In the past, the majority of Ontario's nursing homes were operated by not-for-profit owners such as hospitals, charities and churches. But since the Ontario government invited bids for 20,000 new nursing-home bed licences nearly a decade ago, the balance has shifted as private companies able to arrange financing to construct new nursing homes were awarded two-thirds of the licences doled out.
Now, of the 621 government-funded nursing homes in Ontario, 353 facilities – 57 per cent – are owned by for-profit companies.
Ontario is the only province where for-profit companies hold the majority of licences. Outside the province, the proportion of for-profit ownership in long-term care ranges from zero in New Brunswick to about 35 per cent in Alberta.
But the move by the Ontario government to award more and more licences to private companies, usually big nursing-home chains, runs counter to a small but growing stack of research finding that not-for-profit nursing homes provide a higher level of staffing than their profit-driven counterparts with the same government funding.

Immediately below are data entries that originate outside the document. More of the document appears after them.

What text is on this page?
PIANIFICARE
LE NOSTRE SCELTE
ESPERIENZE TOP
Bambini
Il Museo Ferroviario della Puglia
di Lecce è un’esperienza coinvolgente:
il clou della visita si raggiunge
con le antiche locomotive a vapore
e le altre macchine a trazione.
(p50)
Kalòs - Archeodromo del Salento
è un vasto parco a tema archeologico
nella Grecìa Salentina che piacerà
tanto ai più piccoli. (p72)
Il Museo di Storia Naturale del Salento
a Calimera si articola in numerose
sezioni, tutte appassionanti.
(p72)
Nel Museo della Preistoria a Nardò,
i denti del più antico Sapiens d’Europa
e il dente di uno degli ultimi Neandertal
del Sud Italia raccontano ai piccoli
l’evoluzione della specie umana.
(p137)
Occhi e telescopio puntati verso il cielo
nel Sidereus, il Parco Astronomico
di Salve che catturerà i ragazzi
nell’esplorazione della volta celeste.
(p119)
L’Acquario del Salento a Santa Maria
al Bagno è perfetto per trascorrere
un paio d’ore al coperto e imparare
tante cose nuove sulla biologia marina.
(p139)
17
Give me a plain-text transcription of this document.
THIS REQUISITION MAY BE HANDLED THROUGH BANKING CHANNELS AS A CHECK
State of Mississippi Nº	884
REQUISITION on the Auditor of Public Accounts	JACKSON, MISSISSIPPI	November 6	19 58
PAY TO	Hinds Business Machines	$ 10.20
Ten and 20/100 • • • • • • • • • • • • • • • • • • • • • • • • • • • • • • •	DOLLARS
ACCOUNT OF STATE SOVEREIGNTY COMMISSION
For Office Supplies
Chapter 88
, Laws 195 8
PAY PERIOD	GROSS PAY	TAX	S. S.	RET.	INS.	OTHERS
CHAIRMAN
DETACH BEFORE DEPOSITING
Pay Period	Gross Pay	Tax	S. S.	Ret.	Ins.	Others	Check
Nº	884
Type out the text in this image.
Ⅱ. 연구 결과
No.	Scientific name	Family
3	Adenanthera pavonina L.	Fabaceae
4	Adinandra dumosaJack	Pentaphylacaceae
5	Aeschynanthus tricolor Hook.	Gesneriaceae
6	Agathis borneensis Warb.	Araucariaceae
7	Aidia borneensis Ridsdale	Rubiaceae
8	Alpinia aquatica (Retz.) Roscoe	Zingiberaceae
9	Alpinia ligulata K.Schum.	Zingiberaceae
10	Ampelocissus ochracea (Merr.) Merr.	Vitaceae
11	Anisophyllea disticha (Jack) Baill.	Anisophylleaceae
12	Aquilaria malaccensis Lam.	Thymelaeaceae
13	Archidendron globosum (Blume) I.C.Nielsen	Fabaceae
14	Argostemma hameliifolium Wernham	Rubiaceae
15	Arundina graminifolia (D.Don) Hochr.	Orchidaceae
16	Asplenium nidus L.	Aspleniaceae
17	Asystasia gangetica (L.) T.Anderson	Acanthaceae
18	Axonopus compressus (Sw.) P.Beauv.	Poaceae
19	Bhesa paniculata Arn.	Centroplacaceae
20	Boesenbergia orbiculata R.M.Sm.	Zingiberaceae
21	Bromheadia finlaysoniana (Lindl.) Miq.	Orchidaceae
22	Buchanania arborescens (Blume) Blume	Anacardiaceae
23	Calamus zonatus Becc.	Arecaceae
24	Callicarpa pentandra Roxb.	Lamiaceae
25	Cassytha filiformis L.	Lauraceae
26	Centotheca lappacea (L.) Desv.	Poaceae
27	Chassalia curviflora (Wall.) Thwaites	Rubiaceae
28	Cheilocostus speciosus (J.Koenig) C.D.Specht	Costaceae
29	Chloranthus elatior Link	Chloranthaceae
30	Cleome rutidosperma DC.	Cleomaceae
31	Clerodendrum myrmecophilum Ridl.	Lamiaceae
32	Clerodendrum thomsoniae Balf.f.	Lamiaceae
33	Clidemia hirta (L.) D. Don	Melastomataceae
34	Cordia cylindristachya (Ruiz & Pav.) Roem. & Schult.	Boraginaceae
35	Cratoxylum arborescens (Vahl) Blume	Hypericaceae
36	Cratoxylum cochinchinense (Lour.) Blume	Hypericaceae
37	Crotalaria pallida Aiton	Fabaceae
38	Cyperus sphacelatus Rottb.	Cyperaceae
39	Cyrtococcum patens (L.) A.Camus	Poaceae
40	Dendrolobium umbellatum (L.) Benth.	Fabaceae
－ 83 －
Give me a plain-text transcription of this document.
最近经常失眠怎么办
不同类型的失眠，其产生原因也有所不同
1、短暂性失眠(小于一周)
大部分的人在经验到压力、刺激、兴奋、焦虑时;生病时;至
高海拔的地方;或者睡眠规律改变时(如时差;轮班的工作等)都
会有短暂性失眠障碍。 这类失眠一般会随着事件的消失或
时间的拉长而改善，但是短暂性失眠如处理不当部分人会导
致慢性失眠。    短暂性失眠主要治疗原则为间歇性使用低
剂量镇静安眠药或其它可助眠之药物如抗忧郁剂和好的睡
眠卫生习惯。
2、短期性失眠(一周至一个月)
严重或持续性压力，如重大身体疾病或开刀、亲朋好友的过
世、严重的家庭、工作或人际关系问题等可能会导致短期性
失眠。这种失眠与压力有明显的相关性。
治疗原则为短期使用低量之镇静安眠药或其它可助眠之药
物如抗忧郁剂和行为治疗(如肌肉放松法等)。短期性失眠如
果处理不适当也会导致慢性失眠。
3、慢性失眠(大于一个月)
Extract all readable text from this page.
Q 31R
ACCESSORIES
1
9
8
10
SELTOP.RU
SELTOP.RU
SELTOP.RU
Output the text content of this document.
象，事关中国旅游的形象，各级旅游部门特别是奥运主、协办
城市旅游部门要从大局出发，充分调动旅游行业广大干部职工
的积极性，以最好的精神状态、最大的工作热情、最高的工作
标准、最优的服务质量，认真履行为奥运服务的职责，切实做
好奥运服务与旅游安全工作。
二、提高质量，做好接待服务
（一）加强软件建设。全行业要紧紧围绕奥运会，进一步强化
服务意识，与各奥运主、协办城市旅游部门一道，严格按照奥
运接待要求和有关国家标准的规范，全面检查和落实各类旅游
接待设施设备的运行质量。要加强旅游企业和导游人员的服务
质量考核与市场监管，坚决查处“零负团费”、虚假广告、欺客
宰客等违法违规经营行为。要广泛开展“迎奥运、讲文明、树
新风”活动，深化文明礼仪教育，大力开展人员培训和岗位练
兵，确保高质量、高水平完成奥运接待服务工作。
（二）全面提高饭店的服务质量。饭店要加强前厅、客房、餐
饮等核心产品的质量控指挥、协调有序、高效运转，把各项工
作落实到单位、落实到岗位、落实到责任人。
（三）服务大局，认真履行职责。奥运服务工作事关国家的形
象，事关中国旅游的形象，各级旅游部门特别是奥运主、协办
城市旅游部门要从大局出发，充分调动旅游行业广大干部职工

A study of B.C. nursing homes published two years ago in the Canadian Medical Association Journal found that staff levels were higher in not-for-profit facilities and concluded that “public money used to provide care to frail elderly people purchases significantly fewer direct-care and support staff hours per resident day” in for-profit nursing homes.
Another B.C. study, published last year, discovered that not-for-profit nursing homes run by hospitals, local health authorities or in chains reported lower rates of acute-care hospital admissions for problems like bed sores and dehydration generally considered to reflect poorer quality of care than for-profit or smaller, stand-alone, not-for-profit homes.
An earlier study in Manitoba also found lower hospital admissions among residents of not-for-profit facilities than those residing in for-profit homes.
“If we know public money buys less through a for-profit system of nursing home care, that should give us some pause before proceeding down that line to a great extent,” suggests Kim McGrail, a researcher at the University of British Columbia's Centre for Health Services and Policy Research and an author of the B.C. studies.